In February 2015, the Ministry of National Health Services, Regulations and Coordination announced an increase of pictorial health warning to 85 percent, which was to be implemented by March 30, 2015, from 40 percent earlier. “The requirement will most likely be met with an increased regulatory avoidance behavior,” said an industry official. “This will only provide incentives for smugglers and further increase the availability of smuggled cigarettes.”
The industry officials said previously it was mandatory for local brands to keep 40 percent of a packet with pictorial health warning.
The requirement was raised to up to 85 percent as per a convention of the World Health Organization (WHO), they added.
A ministry official said a committee, constituted by the finance minister and headed by the health minister, decided in July that every year a 10 percent increase in pictorial health warning will be mandatory.
The official said that it was also decided that a survey will be conducted to analyse effectiveness of an increase in the size of pictorial health warning in bringing down the smoking incidence after three years.

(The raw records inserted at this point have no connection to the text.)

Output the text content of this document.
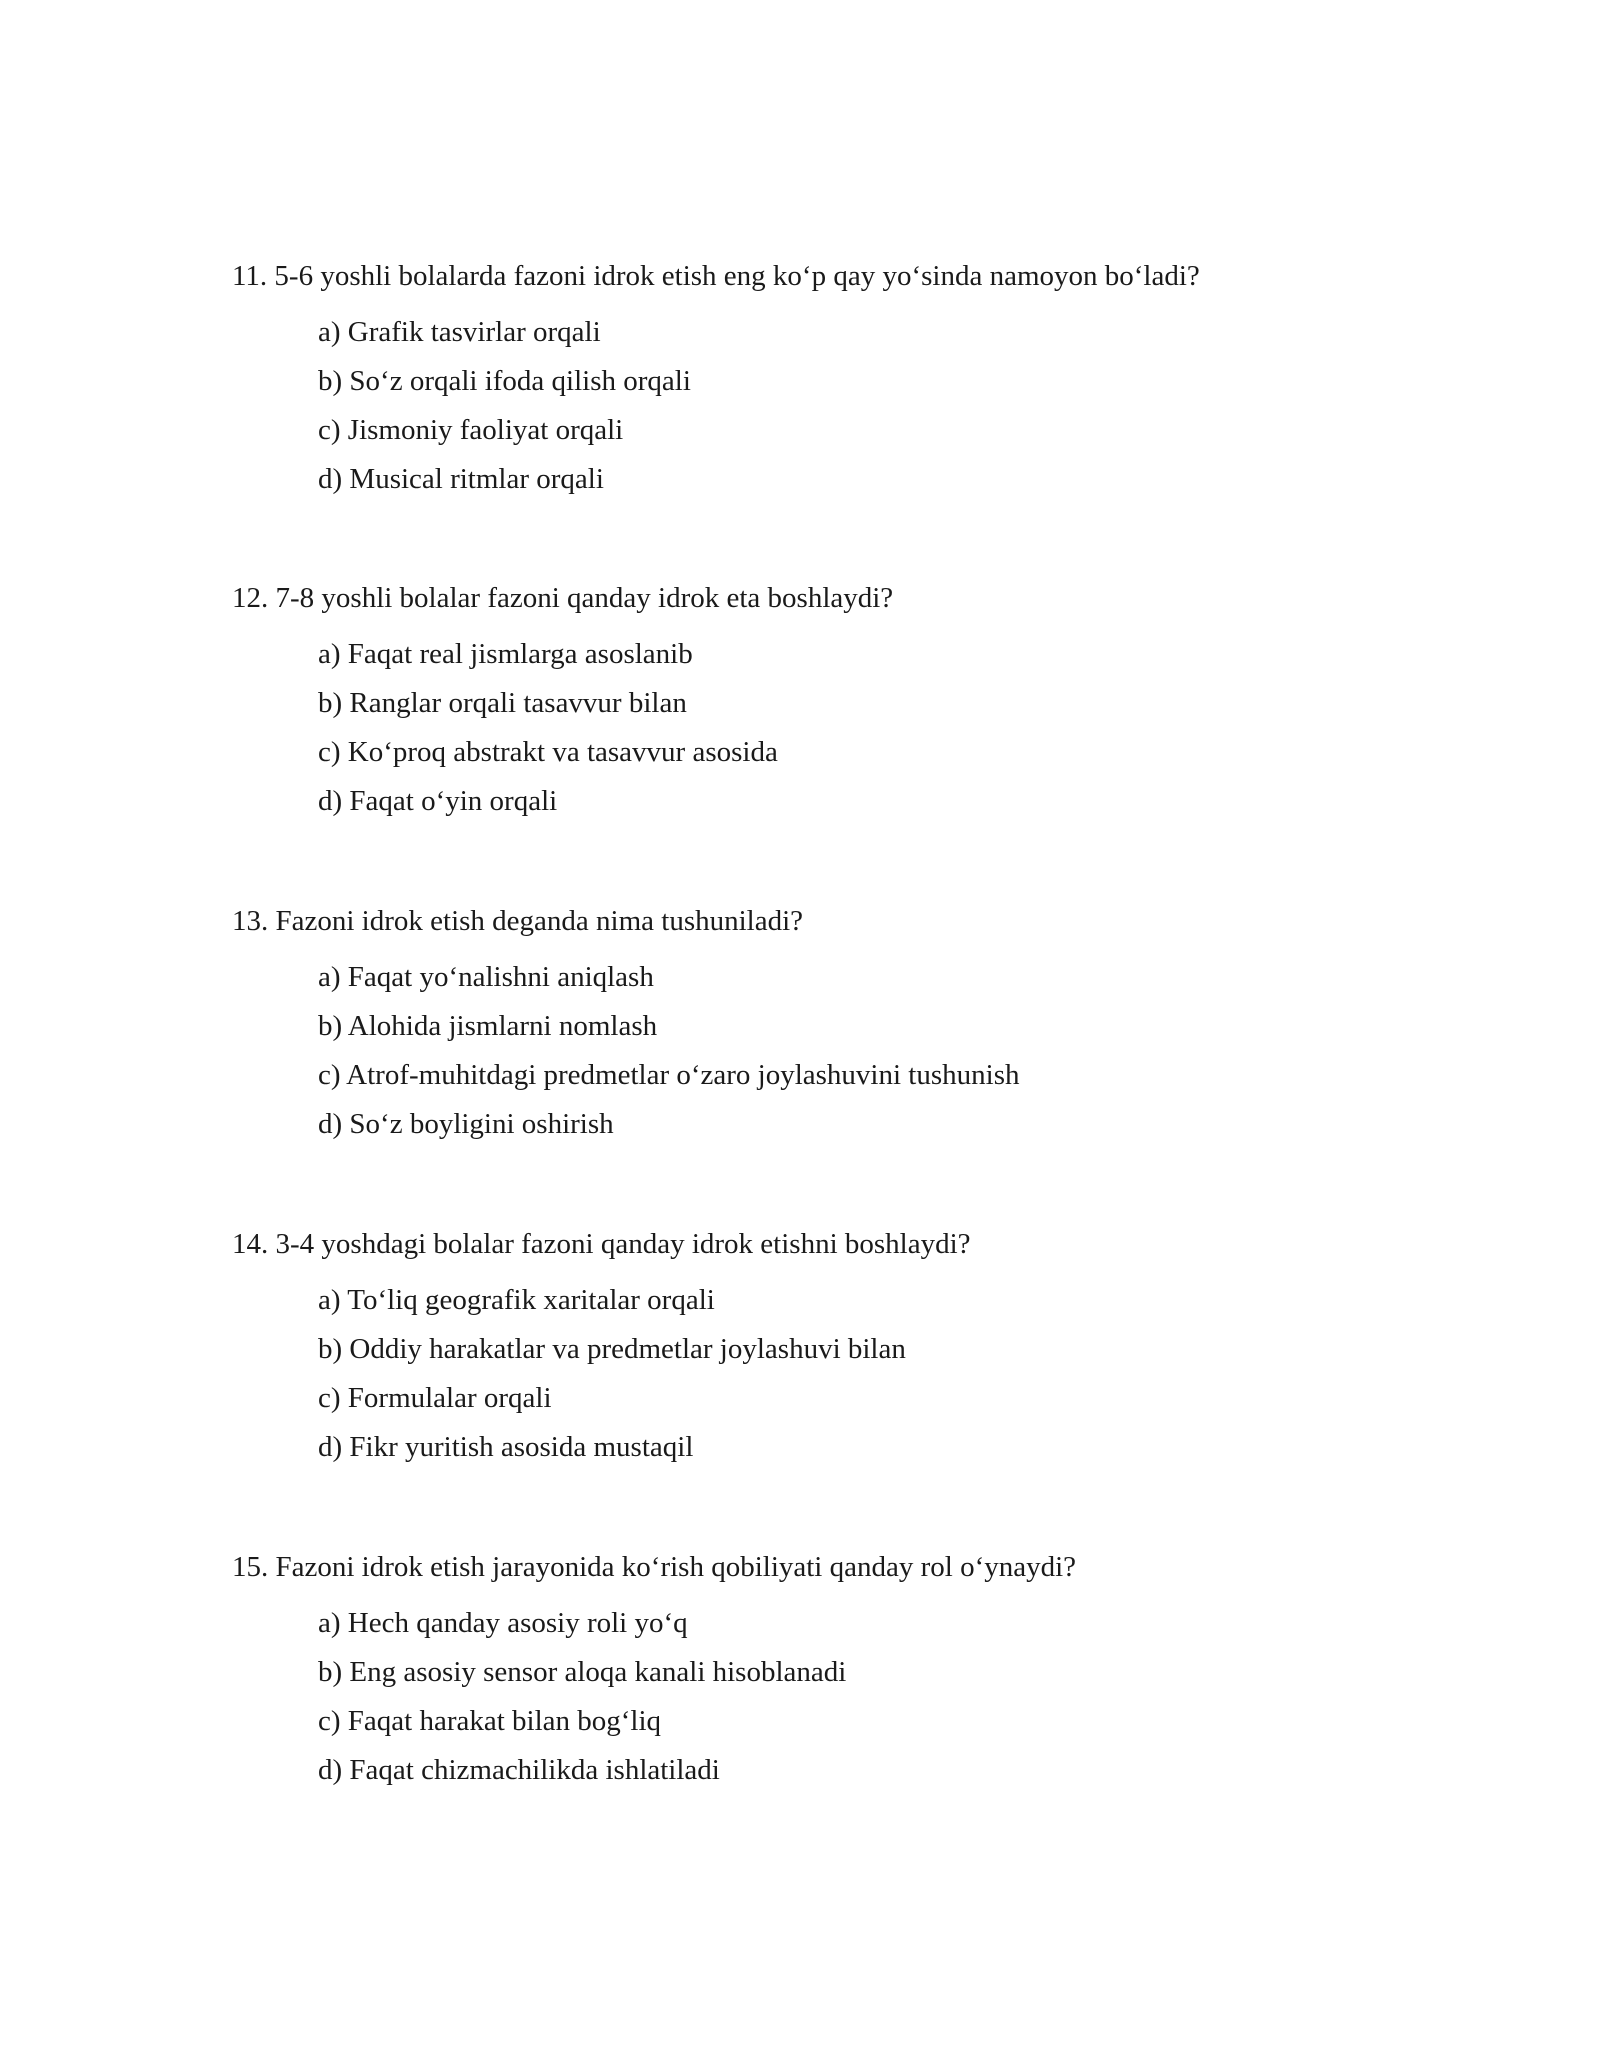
11. 5-6 yoshli bolalarda fazoni idrok etish eng ko‘p qay yo‘sinda namoyon bo‘ladi?

a) Grafik tasvirlar orqali
b) So‘z orqali ifoda qilish orqali
c) Jismoniy faoliyat orqali
d) Musical ritmlar orqali

12. 7-8 yoshli bolalar fazoni qanday idrok eta boshlaydi?

a) Faqat real jismlarga asoslanib
b) Ranglar orqali tasavvur bilan
c) Ko‘proq abstrakt va tasavvur asosida
d) Faqat o‘yin orqali

13. Fazoni idrok etish deganda nima tushuniladi?

a) Faqat yo‘nalishni aniqlash
b) Alohida jismlarni nomlash
c) Atrof-muhitdagi predmetlar o‘zaro joylashuvini tushunish
d) So‘z boyligini oshirish

14. 3-4 yoshdagi bolalar fazoni qanday idrok etishni boshlaydi?

a) To‘liq geografik xaritalar orqali
b) Oddiy harakatlar va predmetlar joylashuvi bilan
c) Formulalar orqali
d) Fikr yuritish asosida mustaqil

15. Fazoni idrok etish jarayonida ko‘rish qobiliyati qanday rol o‘ynaydi?

a) Hech qanday asosiy roli yo‘q
b) Eng asosiy sensor aloqa kanali hisoblanadi
c) Faqat harakat bilan bog‘liq
d) Faqat chizmachilikda ishlatiladi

The official added that the implementation decision has still to be executed as the health ministry is working to formulate a concrete mechanism for the enforcement of the decision.
Industry sources feared that the increasing pictorial health warning might bite the revenue generated from the federal excise duty on tobacco sale as the sales of the legitimate tobacco would decline consequently.
They said when the health ministry stipulated at least 40 percent packaging with pictorial warning back in September 2010, the demand of the smuggled Korean cigarette brands in

Pakistan surged manifold.
An official document showed that the Federal Board of Revenue lost taxes equal to one billion dollars to illegal sale of cigarettes over the last five years.
The sources said even the 40 percent pictorial health warning had virtually no impact on a cut in smoking rates.
A research report released by a UK-based auditor KPMG said smoking rates in Pakistan dropped merely 0.2 percent over the last five years.
The report said Pakistani consumers smoke 1.6 billion illegal cigarettes every month, which rendered an alarming tax revenue loss of Rs80 billion in the last five years. Alone last year, the loss on this account amounted Rs25 billion.
Another research report, issued by AC Nielsen said illegal cigarettes account for 23.7 percent of Pakistan’s total cigarette market. That means nearly one out of every four cigarettes is smuggled and counterfeit.
In 2014, 3.4 billion cigarette packets, which did not bear the prescribed pictorial health warning, were smuggled into the country through the porous borders of Afghanistan and Iran.
Such brands are easily and widely available across the country. Reports from WHO and Canadian Cancer Society concurred that there is no requirement to print any health warning on cigarette packs in Afghanistan.
Afghanistan is known to be a transit country for many smuggled products into Pakistan.
The total market size of cigarettes in Afghanistan is one-tenth of that of Pakistan. Even China does not require any pictorial health warning.